Jason...AKA CirqueDeSQLeil
_______________________________________________
I have given a name to my pain...MCM SQL Server, MVP
SQL RNNR
Posting Performance Based Questions - Gail Shaw[/url]
Learn Extended Events
July 23, 2010 at 4:12 am
Hi,
Did we get a resolution on this? I am getting a similar issue on Windows 2008R2 and SQL Server 2008 sp1.
Thanks
August 1, 2010 at 5:22 pm
I have not been able to locate any solution other than roll back to windows 2008 r1. Not a good solution as far as I am concerned. I would like to know why performance is so bad on windows 2008 r2 and sql 2008 r2. I have two machines that are like in hardware but one is windows 2008 sp1 and sql 2008 sp1 and the other is windows 2008 r2 and sql 2008 r2. The r2 box is around 10 times slower on all queries. The plans seems to get swapped our of memory quick also. Overall the box is extremely slow on queries. I have tried maxdop, thresholds and adhoc settings to no avail.
August 2, 2010 at 3:20 am
Thanks for the reply.
I have since been working with Microsoft to find a resolution.

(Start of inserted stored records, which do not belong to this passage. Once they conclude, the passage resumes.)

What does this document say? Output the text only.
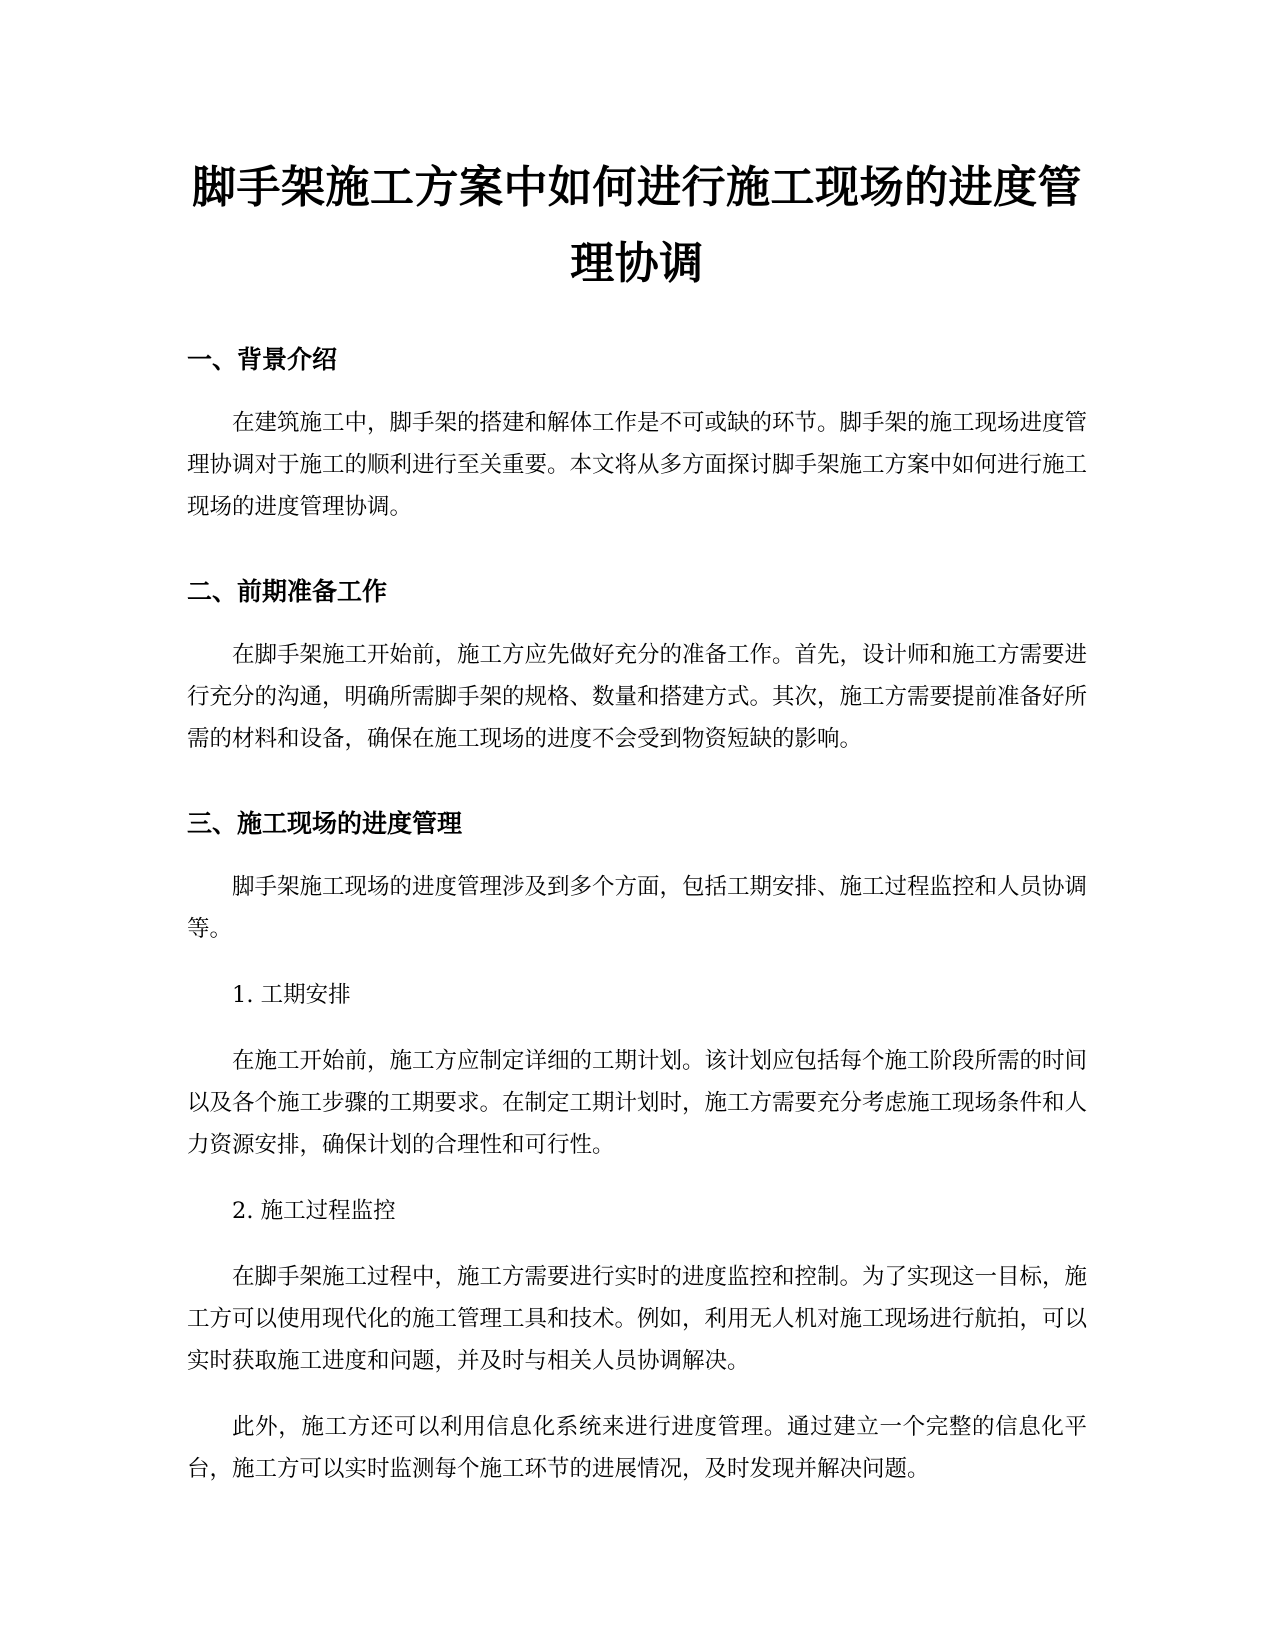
脚手架施工方案中如何进行施工现场的进度管理协调
一、背景介绍

在建筑施工中，脚手架的搭建和解体工作是不可或缺的环节。脚手架的施工现场进度管理协调对于施工的顺利进行至关重要。本文将从多方面探讨脚手架施工方案中如何进行施工现场的进度管理协调。

二、前期准备工作

在脚手架施工开始前，施工方应先做好充分的准备工作。首先，设计师和施工方需要进行充分的沟通，明确所需脚手架的规格、数量和搭建方式。其次，施工方需要提前准备好所需的材料和设备，确保在施工现场的进度不会受到物资短缺的影响。

三、施工现场的进度管理

脚手架施工现场的进度管理涉及到多个方面，包括工期安排、施工过程监控和人员协调等。

1. 工期安排

在施工开始前，施工方应制定详细的工期计划。该计划应包括每个施工阶段所需的时间以及各个施工步骤的工期要求。在制定工期计划时，施工方需要充分考虑施工现场条件和人力资源安排，确保计划的合理性和可行性。

2. 施工过程监控

在脚手架施工过程中，施工方需要进行实时的进度监控和控制。为了实现这一目标，施工方可以使用现代化的施工管理工具和技术。例如，利用无人机对施工现场进行航拍，可以实时获取施工进度和问题，并及时与相关人员协调解决。

此外，施工方还可以利用信息化系统来进行进度管理。通过建立一个完整的信息化平台，施工方可以实时监测每个施工环节的进展情况，及时发现并解决问题。
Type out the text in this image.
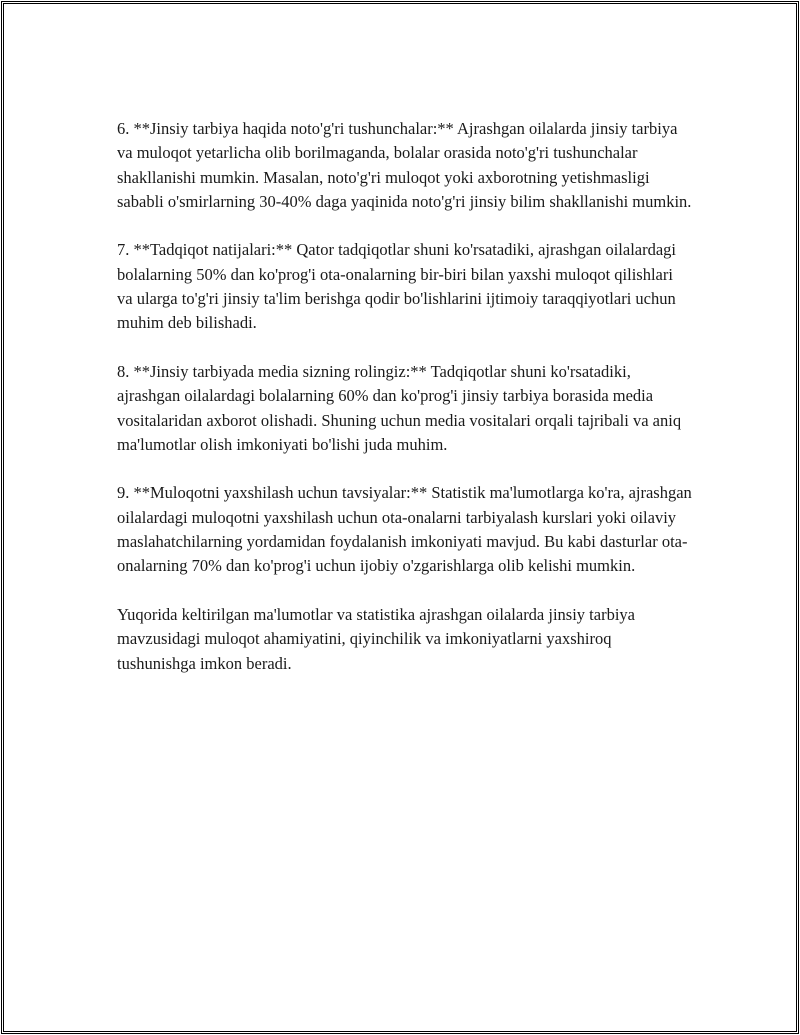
6. **Jinsiy tarbiya haqida noto'g'ri tushunchalar:** Ajrashgan oilalarda jinsiy tarbiya va muloqot yetarlicha olib borilmaganda, bolalar orasida noto'g'ri tushunchalar shakllanishi mumkin. Masalan, noto'g'ri muloqot yoki axborotning yetishmasligi sababli o'smirlarning 30-40% daga yaqinida noto'g'ri jinsiy bilim shakllanishi mumkin.

7. **Tadqiqot natijalari:** Qator tadqiqotlar shuni ko'rsatadiki, ajrashgan oilalardagi bolalarning 50% dan ko'prog'i ota-onalarning bir-biri bilan yaxshi muloqot qilishlari va ularga to'g'ri jinsiy ta'lim berishga qodir bo'lishlarini ijtimoiy taraqqiyotlari uchun muhim deb bilishadi.

8. **Jinsiy tarbiyada media sizning rolingiz:** Tadqiqotlar shuni ko'rsatadiki, ajrashgan oilalardagi bolalarning 60% dan ko'prog'i jinsiy tarbiya borasida media vositalaridan axborot olishadi. Shuning uchun media vositalari orqali tajribali va aniq ma'lumotlar olish imkoniyati bo'lishi juda muhim.

9. **Muloqotni yaxshilash uchun tavsiyalar:** Statistik ma'lumotlarga ko'ra, ajrashgan oilalardagi muloqotni yaxshilash uchun ota-onalarni tarbiyalash kurslari yoki oilaviy maslahatchilarning yordamidan foydalanish imkoniyati mavjud. Bu kabi dasturlar ota-onalarning 70% dan ko'prog'i uchun ijobiy o'zgarishlarga olib kelishi mumkin.

Yuqorida keltirilgan ma'lumotlar va statistika ajrashgan oilalarda jinsiy tarbiya mavzusidagi muloqot ahamiyatini, qiyinchilik va imkoniyatlarni yaxshiroq tushunishga imkon beradi.
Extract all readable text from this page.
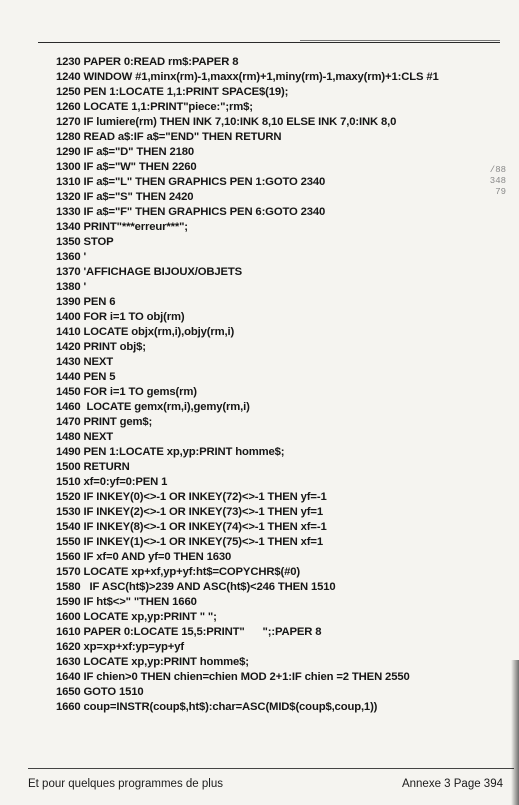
1230 PAPER 0:READ rm$:PAPER 8
1240 WINDOW #1,minx(rm)-1,maxx(rm)+1,miny(rm)-1,maxy(rm)+1:CLS #1
1250 PEN 1:LOCATE 1,1:PRINT SPACE$(19);
1260 LOCATE 1,1:PRINT"piece:";rm$;
1270 IF lumiere(rm) THEN INK 7,10:INK 8,10 ELSE INK 7,0:INK 8,0
1280 READ a$:IF a$="END" THEN RETURN
1290 IF a$="D" THEN 2180
1300 IF a$="W" THEN 2260
1310 IF a$="L" THEN GRAPHICS PEN 1:GOTO 2340
1320 IF a$="S" THEN 2420
1330 IF a$="F" THEN GRAPHICS PEN 6:GOTO 2340
1340 PRINT"***erreur***";
1350 STOP
1360 '
1370 'AFFICHAGE BIJOUX/OBJETS
1380 '
1390 PEN 6
1400 FOR i=1 TO obj(rm)
1410 LOCATE objx(rm,i),objy(rm,i)
1420 PRINT obj$;
1430 NEXT
1440 PEN 5
1450 FOR i=1 TO gems(rm)
1460  LOCATE gemx(rm,i),gemy(rm,i)
1470 PRINT gem$;
1480 NEXT
1490 PEN 1:LOCATE xp,yp:PRINT homme$;
1500 RETURN
1510 xf=0:yf=0:PEN 1
1520 IF INKEY(0)<>-1 OR INKEY(72)<>-1 THEN yf=-1
1530 IF INKEY(2)<>-1 OR INKEY(73)<>-1 THEN yf=1
1540 IF INKEY(8)<>-1 OR INKEY(74)<>-1 THEN xf=-1
1550 IF INKEY(1)<>-1 OR INKEY(75)<>-1 THEN xf=1
1560 IF xf=0 AND yf=0 THEN 1630
1570 LOCATE xp+xf,yp+yf:ht$=COPYCHR$(#0)
1580   IF ASC(ht$)>239 AND ASC(ht$)<246 THEN 1510
1590 IF ht$<>" "THEN 1660
1600 LOCATE xp,yp:PRINT " ";
1610 PAPER 0:LOCATE 15,5:PRINT"      ";:PAPER 8
1620 xp=xp+xf:yp=yp+yf
1630 LOCATE xp,yp:PRINT homme$;
1640 IF chien>0 THEN chien=chien MOD 2+1:IF chien =2 THEN 2550
1650 GOTO 1510
1660 coup=INSTR(coup$,ht$):char=ASC(MID$(coup$,coup,1))
/88
348
79
Et pour quelques programmes de plus	Annexe 3 Page 394
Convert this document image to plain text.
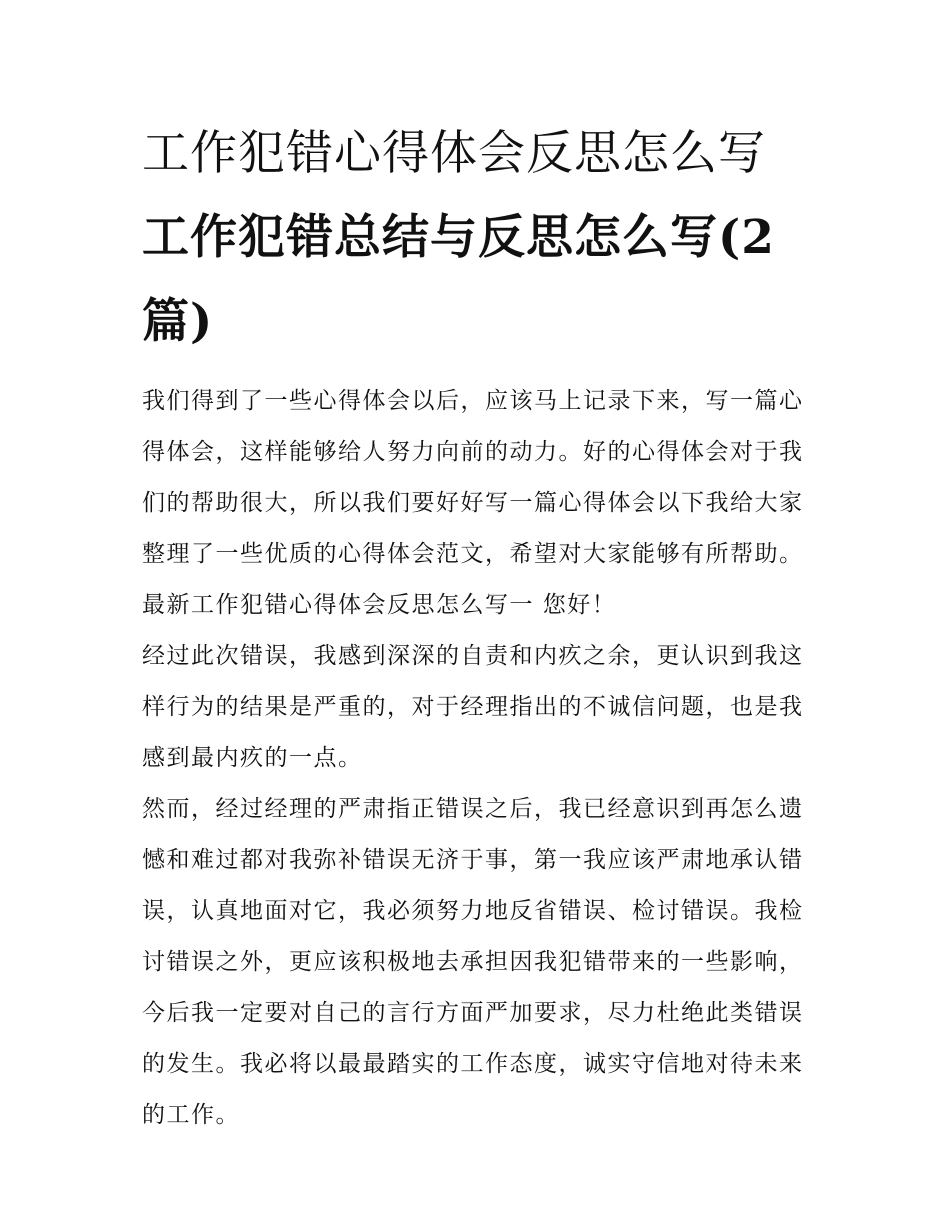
工作犯错心得体会反思怎么写
工作犯错总结与反思怎么写(2
篇)
我们得到了一些心得体会以后，应该马上记录下来，写一篇心
得体会，这样能够给人努力向前的动力。好的心得体会对于我
们的帮助很大，所以我们要好好写一篇心得体会以下我给大家
整理了一些优质的心得体会范文，希望对大家能够有所帮助。
最新工作犯错心得体会反思怎么写一 您好！
经过此次错误，我感到深深的自责和内疚之余，更认识到我这
样行为的结果是严重的，对于经理指出的不诚信问题，也是我
感到最内疚的一点。
然而，经过经理的严肃指正错误之后，我已经意识到再怎么遗
憾和难过都对我弥补错误无济于事，第一我应该严肃地承认错
误，认真地面对它，我必须努力地反省错误、检讨错误。我检
讨错误之外，更应该积极地去承担因我犯错带来的一些影响，
今后我一定要对自己的言行方面严加要求，尽力杜绝此类错误
的发生。我必将以最最踏实的工作态度，诚实守信地对待未来
的工作。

Our issue was resolved by enabling the "Lock Pages in Memory" windows security policy on Windows 2008 R2. This has resolved all query latency and SQL is now performing as we would expect.
August 4, 2010 at 8:43 am
Microsoft have confirmed this was a problem with the Windows Server R2 kernel which is fixed in this KB article and hotfix.
August 4, 2010 at 9:03 am
Well I am using AMD so this won't help me. I am still looking. One thing we did do was to disable VMM in the BIOS for the CPU's. Performance did increase but it is still not where it should be.